On the hardware side, Cerebras and Groq’s innovative architectures show that Nvidia’s interconnected advantages, the cornerstone of its data center dominance, can be circumvented by radical redesign.Cerebras’ wafer-level chips and deterministic computing methods for Groq provide compelling performance without the need for NVIDIA’s complex interconnect solutions.More traditionally, every major NVIDIA customer (Google, Amazon, Microsoft, Meta, Apple) is developing custom chips that could eat up high-profit data center revenues.These are no longer experimental projects—Amazon alone is building large-scale infrastructure for Anthropic, which contains more than 400,000 custom chips.

The software moat seems to be equally fragile.New advanced frameworks such as MLX, Triton and JAX are undermining the importance of CUDA, and efforts to improve AMD drivers may develop cheaper hardware alternatives.The trend of advanced abstraction reflects how assembly language gives way to C/C++, suggesting that CUDA’s dominance may be shorter than expected.Most importantly, we see the rise of LLM-based code translation technology, which is able to automatically port CUDA code to run on any hardware target, potentially eliminating one of NVIDIA’s most powerful locking effects.

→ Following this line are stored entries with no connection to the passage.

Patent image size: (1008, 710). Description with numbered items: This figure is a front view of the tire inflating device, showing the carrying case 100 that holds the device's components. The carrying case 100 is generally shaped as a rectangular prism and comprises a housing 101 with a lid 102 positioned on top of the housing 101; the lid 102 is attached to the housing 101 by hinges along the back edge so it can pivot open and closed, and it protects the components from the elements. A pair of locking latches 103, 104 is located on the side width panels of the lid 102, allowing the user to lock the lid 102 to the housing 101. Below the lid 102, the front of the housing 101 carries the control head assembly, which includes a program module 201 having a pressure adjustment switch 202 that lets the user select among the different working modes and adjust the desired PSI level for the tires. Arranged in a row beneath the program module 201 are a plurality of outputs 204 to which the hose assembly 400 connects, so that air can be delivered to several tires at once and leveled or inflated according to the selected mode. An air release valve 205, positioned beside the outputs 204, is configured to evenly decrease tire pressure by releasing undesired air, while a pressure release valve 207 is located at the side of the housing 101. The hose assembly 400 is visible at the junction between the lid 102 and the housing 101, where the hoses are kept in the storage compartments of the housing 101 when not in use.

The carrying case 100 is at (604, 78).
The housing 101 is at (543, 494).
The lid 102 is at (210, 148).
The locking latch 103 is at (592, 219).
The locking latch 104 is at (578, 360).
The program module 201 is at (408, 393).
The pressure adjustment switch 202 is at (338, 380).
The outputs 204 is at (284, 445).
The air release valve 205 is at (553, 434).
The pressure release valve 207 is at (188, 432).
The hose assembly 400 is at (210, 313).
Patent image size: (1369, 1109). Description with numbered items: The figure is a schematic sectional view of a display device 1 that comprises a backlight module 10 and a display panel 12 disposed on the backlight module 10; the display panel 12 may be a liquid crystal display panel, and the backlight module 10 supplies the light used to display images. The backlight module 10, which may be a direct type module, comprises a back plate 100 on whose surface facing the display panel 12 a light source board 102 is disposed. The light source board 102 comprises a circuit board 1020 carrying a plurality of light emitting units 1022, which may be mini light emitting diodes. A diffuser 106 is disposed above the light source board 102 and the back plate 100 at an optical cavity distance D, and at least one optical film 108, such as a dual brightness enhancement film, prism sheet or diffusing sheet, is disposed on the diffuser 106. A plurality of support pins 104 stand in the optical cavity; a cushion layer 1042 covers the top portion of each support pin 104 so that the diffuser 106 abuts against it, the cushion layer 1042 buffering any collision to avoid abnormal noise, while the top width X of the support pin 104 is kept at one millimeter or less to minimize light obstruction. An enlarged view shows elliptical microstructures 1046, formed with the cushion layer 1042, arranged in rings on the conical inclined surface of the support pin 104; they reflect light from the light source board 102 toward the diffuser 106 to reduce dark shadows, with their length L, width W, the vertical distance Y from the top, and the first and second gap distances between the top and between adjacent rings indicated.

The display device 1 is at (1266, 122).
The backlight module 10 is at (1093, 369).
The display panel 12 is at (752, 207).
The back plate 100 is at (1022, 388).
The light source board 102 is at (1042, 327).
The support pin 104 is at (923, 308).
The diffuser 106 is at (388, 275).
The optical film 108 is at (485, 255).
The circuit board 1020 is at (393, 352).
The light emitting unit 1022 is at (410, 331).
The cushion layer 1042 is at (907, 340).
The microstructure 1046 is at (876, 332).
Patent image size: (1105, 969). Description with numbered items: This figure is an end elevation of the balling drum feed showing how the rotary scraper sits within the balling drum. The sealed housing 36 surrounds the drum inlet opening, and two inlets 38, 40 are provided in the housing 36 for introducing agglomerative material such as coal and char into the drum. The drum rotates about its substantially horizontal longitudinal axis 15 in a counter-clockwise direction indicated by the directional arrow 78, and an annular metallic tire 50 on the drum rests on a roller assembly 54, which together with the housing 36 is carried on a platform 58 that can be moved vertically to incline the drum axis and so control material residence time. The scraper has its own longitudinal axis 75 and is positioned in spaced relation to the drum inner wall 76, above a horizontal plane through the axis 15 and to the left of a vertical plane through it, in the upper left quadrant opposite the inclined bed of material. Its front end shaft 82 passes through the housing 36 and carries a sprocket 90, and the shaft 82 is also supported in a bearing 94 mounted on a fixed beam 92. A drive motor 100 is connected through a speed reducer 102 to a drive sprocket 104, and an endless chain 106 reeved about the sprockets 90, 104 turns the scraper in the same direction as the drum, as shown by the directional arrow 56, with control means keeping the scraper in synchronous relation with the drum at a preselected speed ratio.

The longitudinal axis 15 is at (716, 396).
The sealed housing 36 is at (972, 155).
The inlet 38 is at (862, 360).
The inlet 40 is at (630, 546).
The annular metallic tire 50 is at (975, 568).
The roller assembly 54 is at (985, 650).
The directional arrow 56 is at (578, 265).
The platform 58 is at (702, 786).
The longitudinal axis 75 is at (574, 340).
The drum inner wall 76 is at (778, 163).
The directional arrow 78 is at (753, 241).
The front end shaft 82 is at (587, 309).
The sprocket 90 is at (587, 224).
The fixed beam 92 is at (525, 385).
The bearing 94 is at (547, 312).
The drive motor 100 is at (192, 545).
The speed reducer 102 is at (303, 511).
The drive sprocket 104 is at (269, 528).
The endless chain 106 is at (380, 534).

Perhaps the most destructive thing is the recent breakthrough in efficiency by DeepSeek, which achieves performance comparable to model performance at about 1/45 of the compute cost.This shows that the entire industry has been over-allocating computing resources in large quantities.Coupled with the emergence of a more efficient reasoning architecture through the thinking chain model, the total demand for calculation may be much lower than the current forecast.The economics here are convincing: When DeepSeek is able to achieve GPT-4 level performance, while API call fees are reduced by 95%, it suggests that either Nvidia customers are unnecessarily burning money or profit margins must drop significantly.

TSMC will produce competitive chips for any well-funded customer, setting a cap on Nvidia’s architectural advantages.But more fundamentally, history shows that the market will eventually find ways to bypass artificial bottlenecks, resulting in excess profits.Overall, these threats show that Nvidia faces a much more rugged road to maintaining its current growth trajectory and profit margins than its valuation suggests.There are five different attack directions—architectural innovation, customer vertical integration, software abstraction, efficiency breakthroughs, and manufacturing democratization—there is a high chance that at least one success has a significant impact on Nvidia’s profit margins or growth rates.Judging from the current valuation, the market has not taken these risks into consideration.